25 January 2006

Reconciliation needs to include everyone


(Breidge Gadd, Irish News)

Even though there will be groans at the very idea, I want to suggest a new form of reconciliation. I know we have been at it for 30-plus years now and if research and surveys are to be believed we are less reconciled than ever. It is hard work getting people who have nothing much in common and who are suspicious of each other to bridge and bond.

It all started in Corrymeela and places like that. Well meaning people scared at the intensity, the anger and hatred behind the growing conflict came together and agreed that it might help to talk about and understand the difference in expectation between Catholics and Protestants here. Talking and listening to each other's stories would help to build bridges of friendship and it is much harder to kill your new friend than your unknown enemy. It wasn't long before these good, but largely middle-class, people arrived at the conclusion that it was indeed great to talk. But perhaps the people who needed to be in the room were those doing or prepared to do the fighting and the killing.

So, the concept of reconciliation shifted in focus to the most troubled areas; to those who never met through work or play. Money poured in to aid us in our search for peace and reconciliation. The vast bulk of this money was deliberately targeted at the areas of greatest social need, areas of high unemployment and areas that also bore the brunt of the civil unrest. So it should be.

There have been a myriad of schemes focussing on either a broad or narrow definition of reconciliation. There have been single identity programmes for those people who it was felt didn't have the confidence (yet) to meet the other side and there have been sophisticated multifaceted reconciliation projects leaving participants in the level of experience and skill acquired unrivalled in conflict resolution field anywhere in the world.

My concern is not about assessing effectiveness or whether money was well spent. What is clear is that only people from poor areas are expected to deliver on reconciliation outcomes. If you are middle-class with a good job, nice house and reasonable expendable income, either it is assumed you have bonded already with the other side or else it is believed that you don't need to.

This ignoring of a large section of the population in the reconciliation agenda was a mistake. Reconciliation needs to be not just between Catholic and Protestant working-class people.

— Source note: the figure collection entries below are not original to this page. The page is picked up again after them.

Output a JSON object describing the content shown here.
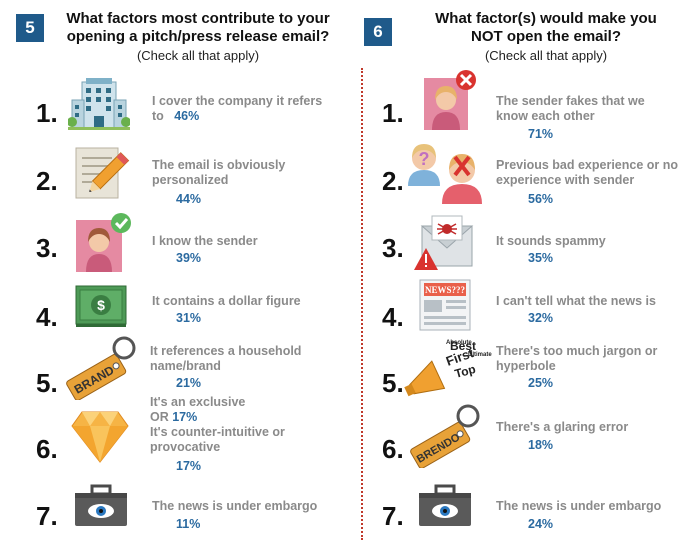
{
  "left": {
    "badge": "5",
    "title_line1": "What factors most contribute to your",
    "title_line2": "opening a pitch/press release email?",
    "subtitle": "(Check all that apply)",
    "items": [
      {
        "num": "1.",
        "text1": "I cover the company it refers",
        "text2": "to",
        "pct": "46%",
        "icon": "office-building-icon"
      },
      {
        "num": "2.",
        "text1": "The email is obviously",
        "text2": "personalized",
        "pct": "44%",
        "icon": "pencil-document-icon"
      },
      {
        "num": "3.",
        "text1": "I know the sender",
        "pct": "39%",
        "icon": "person-checkmark-icon"
      },
      {
        "num": "4.",
        "text1": "It contains a dollar figure",
        "pct": "31%",
        "icon": "dollar-bill-icon"
      },
      {
        "num": "5.",
        "text1": "It references a household",
        "text2": "name/brand",
        "pct": "21%",
        "icon": "brand-tag-icon"
      },
      {
        "num": "6.",
        "text1": "It's an exclusive",
        "text2": "OR",
        "pct2": "17%",
        "text3": "It's counter-intuitive or",
        "text4": "provocative",
        "pct": "17%",
        "icon": "diamond-gem-icon"
      },
      {
        "num": "7.",
        "text1": "The news is under embargo",
        "pct": "11%",
        "icon": "briefcase-eye-icon"
      }
    ]
  },
  "right": {
    "badge": "6",
    "title_line1": "What factor(s) would make you",
    "title_line2": "NOT open the email?",
    "subtitle": "(Check all that apply)",
    "items": [
      {
        "num": "1.",
        "text1": "The sender fakes that we",
        "text2": "know each other",
        "pct": "71%",
        "icon": "person-x-icon"
      },
      {
        "num": "2.",
        "text1": "Previous bad experience or no",
        "text2": "experience with sender",
        "pct": "56%",
        "icon": "question-x-people-icon"
      },
      {
        "num": "3.",
        "text1": "It sounds spammy",
        "pct": "35%",
        "icon": "spam-envelope-warning-icon"
      },
      {
        "num": "4.",
        "text1": "I can't tell what the news is",
        "pct": "32%",
        "icon": "newspaper-icon",
        "icon_text": "NEWS???"
      },
      {
        "num": "5.",
        "text1": "There's too much jargon or",
        "text2": "hyperbole",
        "pct": "25%",
        "icon": "megaphone-jargon-icon",
        "icon_words": [
          "Best",
          "First",
          "Top",
          "Absolute",
          "Ultimate"
        ]
      },
      {
        "num": "6.",
        "text1": "There's a glaring error",
        "pct": "18%",
        "icon": "brand-tag-error-icon",
        "icon_text": "BRENDO"
      },
      {
        "num": "7.",
        "text1": "The news is under embargo",
        "pct": "24%",
        "icon": "briefcase-eye-icon"
      }
    ]
  },
  "left_brand_tag_text": "BRAND",
  "colors": {
    "badge": "#1f5a8a",
    "percent": "#2b6aa0",
    "text": "#8a8a8a",
    "divider": "#c0392b"
  }
}
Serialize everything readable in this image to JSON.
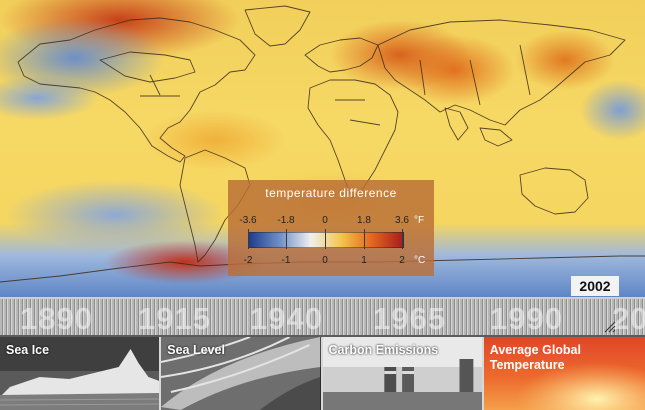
{
  "map": {
    "year": "2002",
    "legend": {
      "title": "temperature difference",
      "fahrenheit_ticks": [
        "-3.6",
        "-1.8",
        "0",
        "1.8",
        "3.6"
      ],
      "celsius_ticks": [
        "-2",
        "-1",
        "0",
        "1",
        "2"
      ],
      "fahrenheit_unit": "°F",
      "celsius_unit": "°C",
      "colors": [
        "#1d3e8c",
        "#6f8fc8",
        "#efefef",
        "#f3c54a",
        "#e2651e",
        "#a71d1d"
      ]
    }
  },
  "timeline": {
    "years": [
      "1890",
      "1915",
      "1940",
      "1965",
      "1990",
      "20"
    ]
  },
  "tabs": [
    {
      "label": "Sea Ice"
    },
    {
      "label": "Sea Level"
    },
    {
      "label": "Carbon Emissions"
    },
    {
      "label": "Average Global Temperature",
      "active": true,
      "accent": "#e2452a"
    }
  ]
}
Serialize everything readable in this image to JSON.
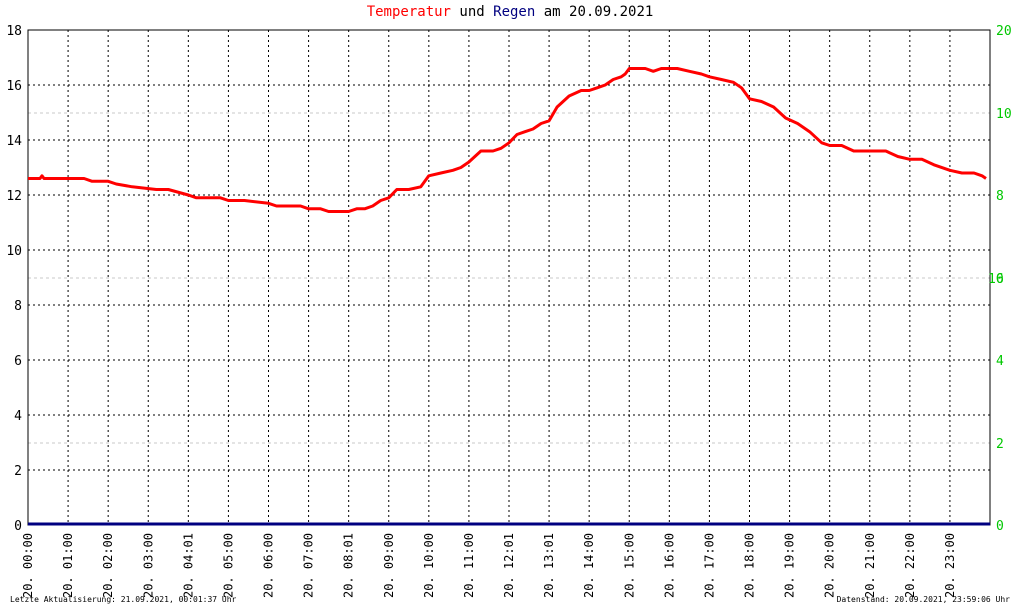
{
  "title": {
    "part1": "Temperatur",
    "part2": " und ",
    "part3": "Regen",
    "part4": " am 20.09.2021"
  },
  "footer": {
    "left": "Letzte Aktualisierung: 21.09.2021, 00:01:37 Uhr",
    "right": "Datenstand: 20.09.2021, 23:59:06 Uhr"
  },
  "colors": {
    "temperature": "#ff0000",
    "rain": "#000080",
    "right_axis": "#00c800",
    "title_temperature": "#ff0000",
    "title_rain": "#000080",
    "grid": "#000000",
    "aux_grid": "#c8c8c8"
  },
  "chart_data": {
    "type": "line",
    "title": "Temperatur und Regen am 20.09.2021",
    "ylim_left": [
      0,
      18
    ],
    "left_ticks": [
      "0",
      "2",
      "4",
      "6",
      "8",
      "10",
      "12",
      "14",
      "16",
      "18"
    ],
    "ylim_right": [
      0,
      20
    ],
    "right_ticks": [
      "0",
      "2",
      "4",
      "6",
      "8",
      "10",
      "20"
    ],
    "x_range_hours": [
      0,
      24
    ],
    "x_tick_labels": [
      "20. 00:00",
      "20. 01:00",
      "20. 02:00",
      "20. 03:00",
      "20. 04:01",
      "20. 05:00",
      "20. 06:00",
      "20. 07:00",
      "20. 08:01",
      "20. 09:00",
      "20. 10:00",
      "20. 11:00",
      "20. 12:01",
      "20. 13:01",
      "20. 14:00",
      "20. 15:00",
      "20. 16:00",
      "20. 17:00",
      "20. 18:00",
      "20. 19:00",
      "20. 20:00",
      "20. 21:00",
      "20. 22:00",
      "20. 23:00"
    ],
    "grid": true,
    "series": [
      {
        "name": "Temperatur",
        "x": [
          0,
          0.3,
          0.35,
          0.4,
          0.5,
          1.4,
          1.6,
          2.0,
          2.2,
          2.6,
          3.2,
          3.5,
          4.0,
          4.2,
          4.8,
          5.0,
          5.4,
          6.0,
          6.2,
          6.8,
          7.0,
          7.3,
          7.5,
          7.8,
          8.0,
          8.2,
          8.4,
          8.6,
          8.8,
          9.0,
          9.2,
          9.5,
          9.8,
          10.0,
          10.3,
          10.6,
          10.8,
          11.0,
          11.3,
          11.6,
          11.8,
          12.0,
          12.2,
          12.4,
          12.6,
          12.8,
          13.0,
          13.2,
          13.5,
          13.8,
          14.0,
          14.2,
          14.4,
          14.6,
          14.8,
          14.9,
          15.0,
          15.2,
          15.4,
          15.6,
          15.8,
          16.0,
          16.2,
          16.5,
          16.8,
          17.0,
          17.3,
          17.6,
          17.8,
          18.0,
          18.3,
          18.6,
          18.9,
          19.2,
          19.5,
          19.8,
          20.0,
          20.3,
          20.6,
          21.0,
          21.4,
          21.7,
          22.0,
          22.3,
          22.6,
          23.0,
          23.3,
          23.6,
          23.8,
          23.9
        ],
        "y": [
          12.6,
          12.6,
          12.7,
          12.6,
          12.6,
          12.6,
          12.5,
          12.5,
          12.4,
          12.3,
          12.2,
          12.2,
          12.0,
          11.9,
          11.9,
          11.8,
          11.8,
          11.7,
          11.6,
          11.6,
          11.5,
          11.5,
          11.4,
          11.4,
          11.4,
          11.5,
          11.5,
          11.6,
          11.8,
          11.9,
          12.2,
          12.2,
          12.3,
          12.7,
          12.8,
          12.9,
          13.0,
          13.2,
          13.6,
          13.6,
          13.7,
          13.9,
          14.2,
          14.3,
          14.4,
          14.6,
          14.7,
          15.2,
          15.6,
          15.8,
          15.8,
          15.9,
          16.0,
          16.2,
          16.3,
          16.4,
          16.6,
          16.6,
          16.6,
          16.5,
          16.6,
          16.6,
          16.6,
          16.5,
          16.4,
          16.3,
          16.2,
          16.1,
          15.9,
          15.5,
          15.4,
          15.2,
          14.8,
          14.6,
          14.3,
          13.9,
          13.8,
          13.8,
          13.6,
          13.6,
          13.6,
          13.4,
          13.3,
          13.3,
          13.1,
          12.9,
          12.8,
          12.8,
          12.7,
          12.6
        ]
      },
      {
        "name": "Regen",
        "x": [
          0,
          24
        ],
        "y": [
          0,
          0
        ]
      }
    ]
  }
}
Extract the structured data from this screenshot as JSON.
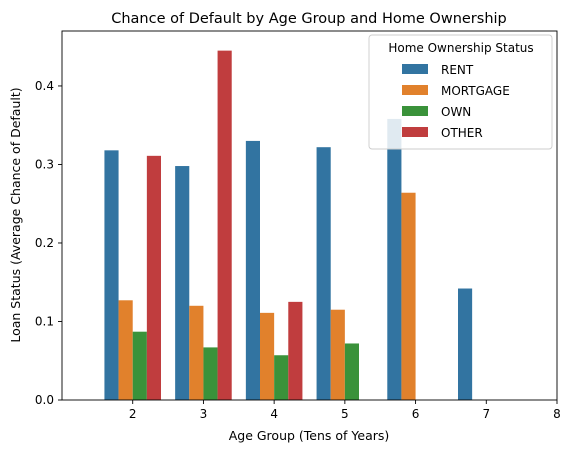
{
  "chart_data": {
    "type": "bar",
    "title": "Chance of Default by Age Group and Home Ownership",
    "xlabel": "Age Group (Tens of Years)",
    "ylabel": "Loan Status (Average Chance of Default)",
    "categories": [
      "2",
      "3",
      "4",
      "5",
      "6",
      "7"
    ],
    "x_ticks": [
      "2",
      "3",
      "4",
      "5",
      "6",
      "7",
      "8"
    ],
    "y_ticks": [
      "0.0",
      "0.1",
      "0.2",
      "0.3",
      "0.4"
    ],
    "ylim": [
      0,
      0.47
    ],
    "xlim": [
      1,
      8
    ],
    "grid": false,
    "legend_title": "Home Ownership Status",
    "legend_position": "top-right",
    "series": [
      {
        "name": "RENT",
        "color": "#3274a1",
        "values": [
          0.318,
          0.298,
          0.33,
          0.322,
          0.358,
          0.142
        ]
      },
      {
        "name": "MORTGAGE",
        "color": "#e1812c",
        "values": [
          0.127,
          0.12,
          0.111,
          0.115,
          0.264,
          null
        ]
      },
      {
        "name": "OWN",
        "color": "#3a923a",
        "values": [
          0.087,
          0.067,
          0.057,
          0.072,
          null,
          null
        ]
      },
      {
        "name": "OTHER",
        "color": "#c03d3e",
        "values": [
          0.311,
          0.445,
          0.125,
          null,
          null,
          null
        ]
      }
    ]
  }
}
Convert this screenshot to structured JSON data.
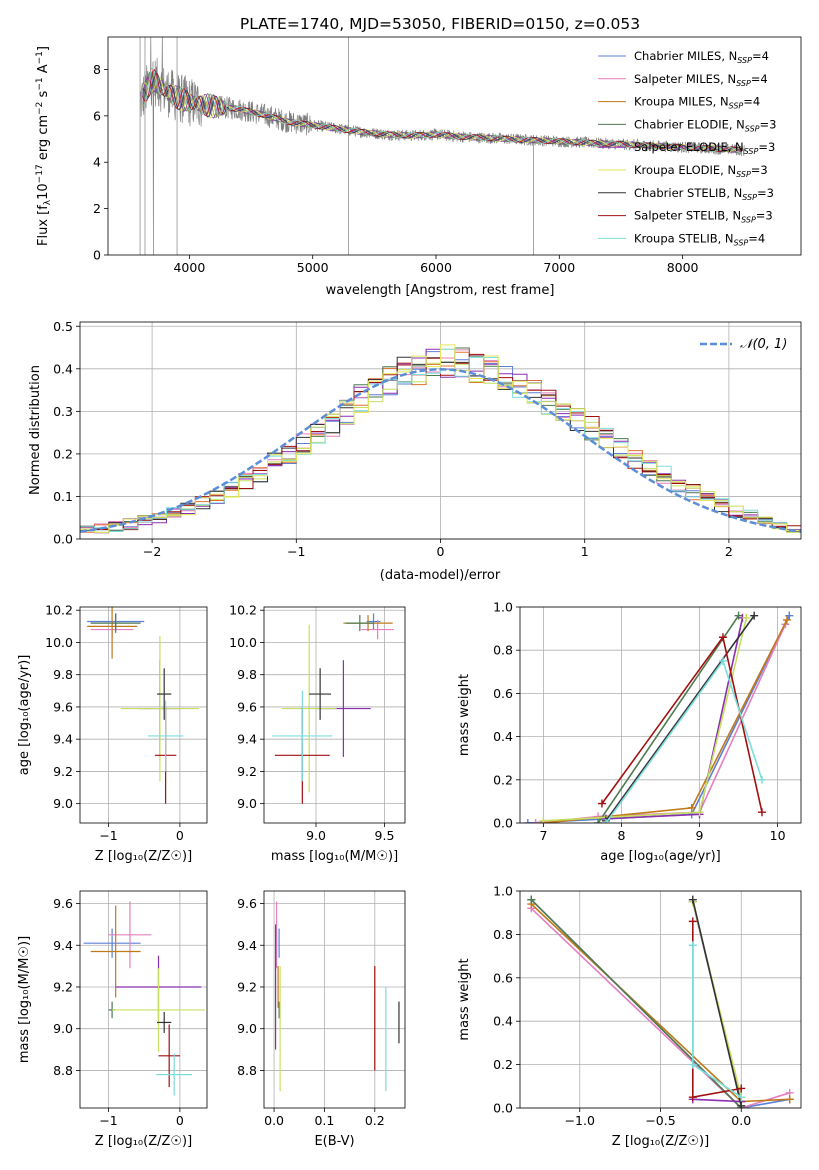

I believe that we need to turn our attention now to reconciliation work, single identity if necessary, between middle and working-class people in Northern Ireland. We need to get far away from the simplistic notion that the Troubles were the fault of people from deprived areas and that they and only they must redeem themselves and bond in friendship together in order to bring about a peaceful future. Because one of the unintended consequences of all the peace money being predicated on disadvantage is that those parts of our communities who are considered to be better off are not required to be reconciled and therefore it is too easy for them to opt out of responsibility for solving current problems.

A society that tries to design a future where the most advantaged are excluded or exclude themselves is not a healthy society. We need to start work at once to reconcile those with education, skills, jobs, much success and positive futures with those without such self-esteeming characteristics. Many working-class communities, struggling to rid themselves of the grip of sectarianism and racism feel particularly ignored and neglected by their better-off fellow believers.

The old adage that the middle-class went off to play golf in 1970 and haven't come back yet still rankles. Perhaps the Community Relations Council or a similar body could try a pilot project focussing on how people from these different social strata of society might enjoin in reconciliation and find ways to help their less well off neighbours.

One thing for sure is that the poorest, least resourced areas cannot deliver reconciliation all on their own.

All layers of society need to be involved.

January 25, 2006

This article appeared first in the January 24, 2006 edition of the Irish News.